Did you know those are two different things? They are. What’s homicide? It’s basically one person causing another person’s death. It isn’t always a criminal act. Homicide comes in many flavors. Intentional manslaughter: killing someone on purpose, perhaps because you were provoked into doing it. Unintentional manslaughter: accidentally running someone down with a vehicle, which is—you guessed it—vehicular manslaughter, for instance.
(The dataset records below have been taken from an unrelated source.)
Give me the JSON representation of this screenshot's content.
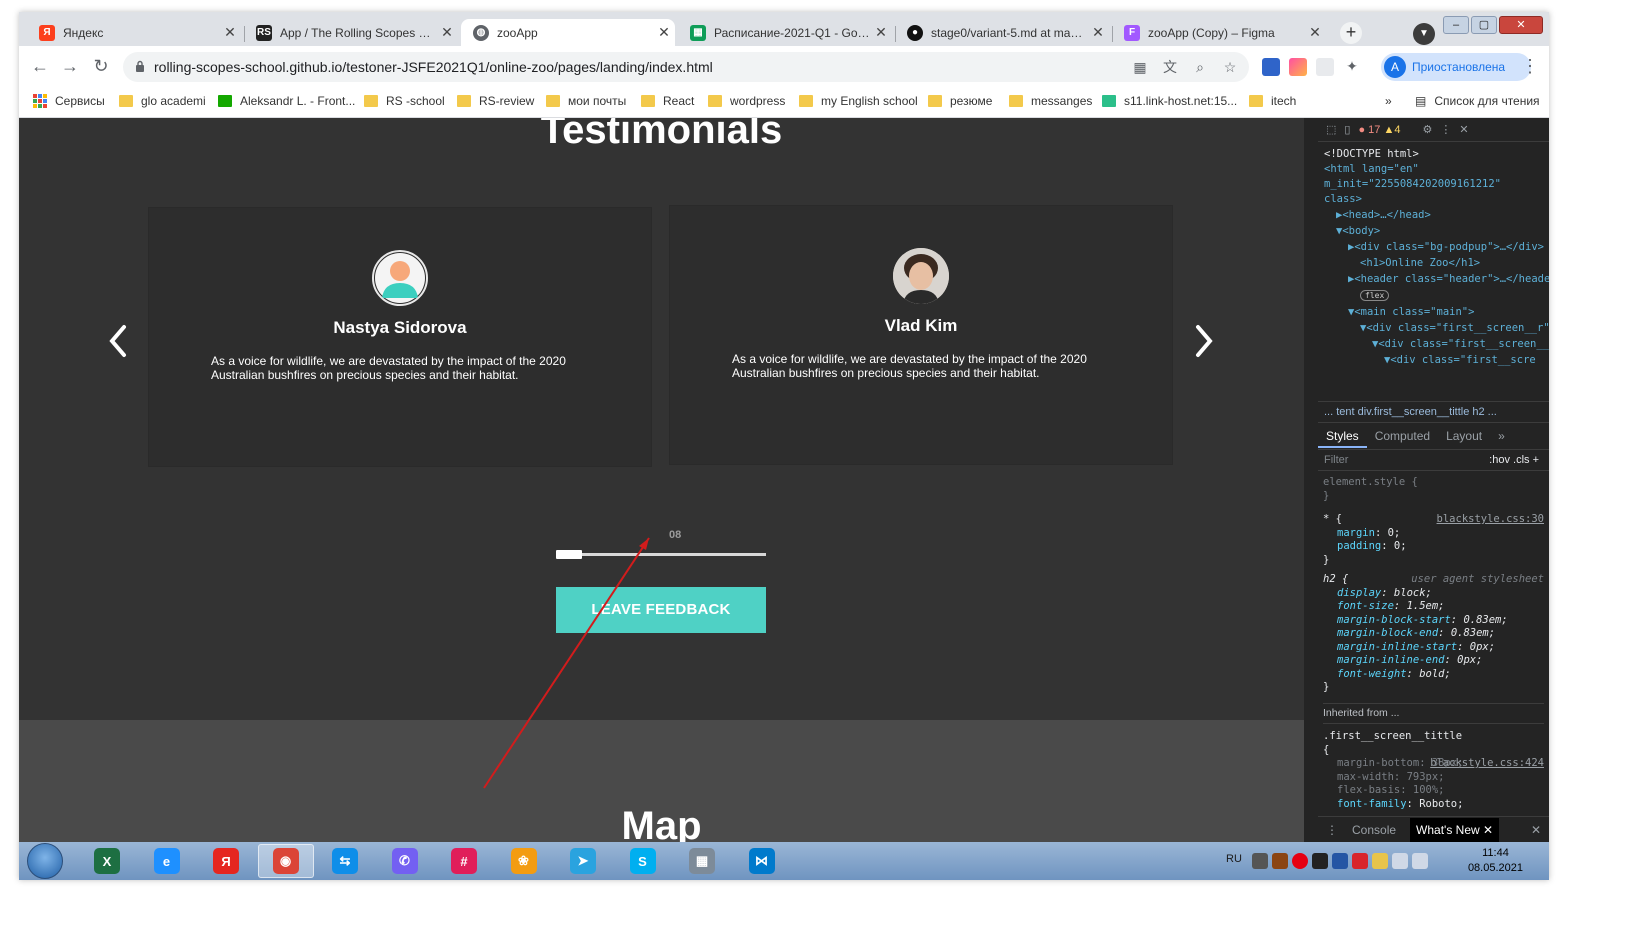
{
  "browser": {
    "tabs": [
      {
        "label": "Яндекс",
        "favicon_color": "#fc3f1d",
        "favicon_text": "Я"
      },
      {
        "label": "App / The Rolling Scopes School",
        "favicon_color": "#222222",
        "favicon_text": "RS"
      },
      {
        "label": "zooApp",
        "favicon_color": "#5f6368",
        "favicon_text": "◍"
      },
      {
        "label": "Расписание-2021-Q1 - Google",
        "favicon_color": "#0f9d58",
        "favicon_text": "▦"
      },
      {
        "label": "stage0/variant-5.md at master",
        "favicon_color": "#111111",
        "favicon_text": "●"
      },
      {
        "label": "zooApp (Copy) – Figma",
        "favicon_color": "#a259ff",
        "favicon_text": "F"
      }
    ],
    "active_tab_index": 2,
    "url": "rolling-scopes-school.github.io/testoner-JSFE2021Q1/online-zoo/pages/landing/index.html",
    "profile_status": "Приостановлена",
    "profile_initial": "A",
    "bookmarks": [
      {
        "label": "Сервисы",
        "type": "apps"
      },
      {
        "label": "glo academi",
        "type": "folder"
      },
      {
        "label": "Aleksandr L. - Front...",
        "type": "upwork"
      },
      {
        "label": "RS -school",
        "type": "folder"
      },
      {
        "label": "RS-review",
        "type": "folder"
      },
      {
        "label": "мои почты",
        "type": "folder"
      },
      {
        "label": "React",
        "type": "folder"
      },
      {
        "label": "wordpress",
        "type": "folder"
      },
      {
        "label": "my English school",
        "type": "folder"
      },
      {
        "label": "резюме",
        "type": "folder"
      },
      {
        "label": "messanges",
        "type": "folder"
      },
      {
        "label": "s11.link-host.net:15...",
        "type": "site"
      },
      {
        "label": "itech",
        "type": "folder"
      }
    ],
    "more_bookmarks": "»",
    "reading_list": "Список для чтения"
  },
  "page": {
    "section_title": "Testimonials",
    "testimonials": [
      {
        "name": "Nastya Sidorova",
        "text": "As a voice for wildlife, we are devastated by the impact of the 2020 Australian bushfires on precious species and their habitat."
      },
      {
        "name": "Vlad Kim",
        "text": "As a voice for wildlife, we are devastated by the impact of the 2020 Australian bushfires on precious species and their habitat."
      }
    ],
    "slider_value_label": "08",
    "slider_progress": 0.12,
    "feedback_button": "LEAVE FEEDBACK",
    "next_section_title": "Map",
    "accent_color": "#4fd1c5"
  },
  "devtools": {
    "errors": "17",
    "warnings": "4",
    "dom_lines": [
      "<!DOCTYPE html>",
      "<html lang=\"en\" m_init=\"2255084202009161212\" class>",
      "▶<head>…</head>",
      "▼<body>",
      "▶<div class=\"bg-podpup\">…</div>",
      "<h1>Online Zoo</h1>",
      "▶<header class=\"header\">…</header>",
      "▼<main class=\"main\">",
      "▼<div class=\"first__screen__r\">",
      "▼<div class=\"first__screen__content\">",
      "▼<div class=\"first__scre"
    ],
    "flex_badge": "flex",
    "breadcrumbs": "... tent   div.first__screen__tittle   h2   ...",
    "tabs": [
      "Styles",
      "Computed",
      "Layout"
    ],
    "tabs_more": "»",
    "filter_placeholder": "Filter",
    "filter_tools": ":hov  .cls  +",
    "styles": {
      "element_style": "element.style {",
      "star_selector": "* {",
      "star_source": "blackstyle.css:30",
      "star_props": [
        [
          "margin",
          "0"
        ],
        [
          "padding",
          "0"
        ]
      ],
      "h2_selector": "h2 {",
      "h2_source": "user agent stylesheet",
      "h2_props": [
        [
          "display",
          "block"
        ],
        [
          "font-size",
          "1.5em"
        ],
        [
          "margin-block-start",
          "0.83em"
        ],
        [
          "margin-block-end",
          "0.83em"
        ],
        [
          "margin-inline-start",
          "0px"
        ],
        [
          "margin-inline-end",
          "0px"
        ],
        [
          "font-weight",
          "bold"
        ]
      ],
      "inherited_from": "Inherited from ...",
      "inh_selector": ".first__screen__tittle {",
      "inh_source": "blackstyle.css:424",
      "inh_props": [
        [
          "margin-bottom",
          "38px"
        ],
        [
          "max-width",
          "793px"
        ],
        [
          "flex-basis",
          "100%"
        ],
        [
          "font-family",
          "Roboto"
        ]
      ]
    },
    "console_tabs": [
      "Console",
      "What's New"
    ]
  },
  "taskbar": {
    "apps": [
      {
        "name": "excel",
        "color": "#1d6f42",
        "glyph": "X"
      },
      {
        "name": "internet-explorer",
        "color": "#1e90ff",
        "glyph": "e"
      },
      {
        "name": "yandex-browser",
        "color": "#e52620",
        "glyph": "Я"
      },
      {
        "name": "chrome",
        "color": "#db4437",
        "glyph": "◉"
      },
      {
        "name": "teamviewer",
        "color": "#0e8ee9",
        "glyph": "⇆"
      },
      {
        "name": "viber",
        "color": "#7360f2",
        "glyph": "✆"
      },
      {
        "name": "slack",
        "color": "#e01e5a",
        "glyph": "#"
      },
      {
        "name": "fish-app",
        "color": "#f39c12",
        "glyph": "❀"
      },
      {
        "name": "telegram",
        "color": "#2aa3df",
        "glyph": "➤"
      },
      {
        "name": "skype",
        "color": "#00aff0",
        "glyph": "S"
      },
      {
        "name": "calculator",
        "color": "#7d8b99",
        "glyph": "▦"
      },
      {
        "name": "vscode",
        "color": "#007acc",
        "glyph": "⋈"
      }
    ],
    "active_app": "chrome",
    "language": "RU",
    "time": "11:44",
    "date": "08.05.2021"
  }
}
There are what’s known as affirmative defenses to some homicides, too. Being insane at the time is one. Not insane in the eyes of the medical community necessarily, but legally insane, usually under the good old M’Naghten Rule, which asks if the killer knew that what they were doing was wrong when they did it. Another affirmative defense, of course, is being able to prove you acted in self-defense.
How is murder different?
Oh, man, let me count the ways. I’ll try to avoid making your eyes cross, but it’s worth digging into it a little bit just so you have a relatively clear idea as to what you might be up against if somehow you ever find yourself on the receiving end of a murder charge. Which, let’s not pussyfoot around, would be a seriously shitty place to be. We’re talking flash flood at the KOA, spontaneous slab avalanche on Everest, super-typhoon in Margaritaville.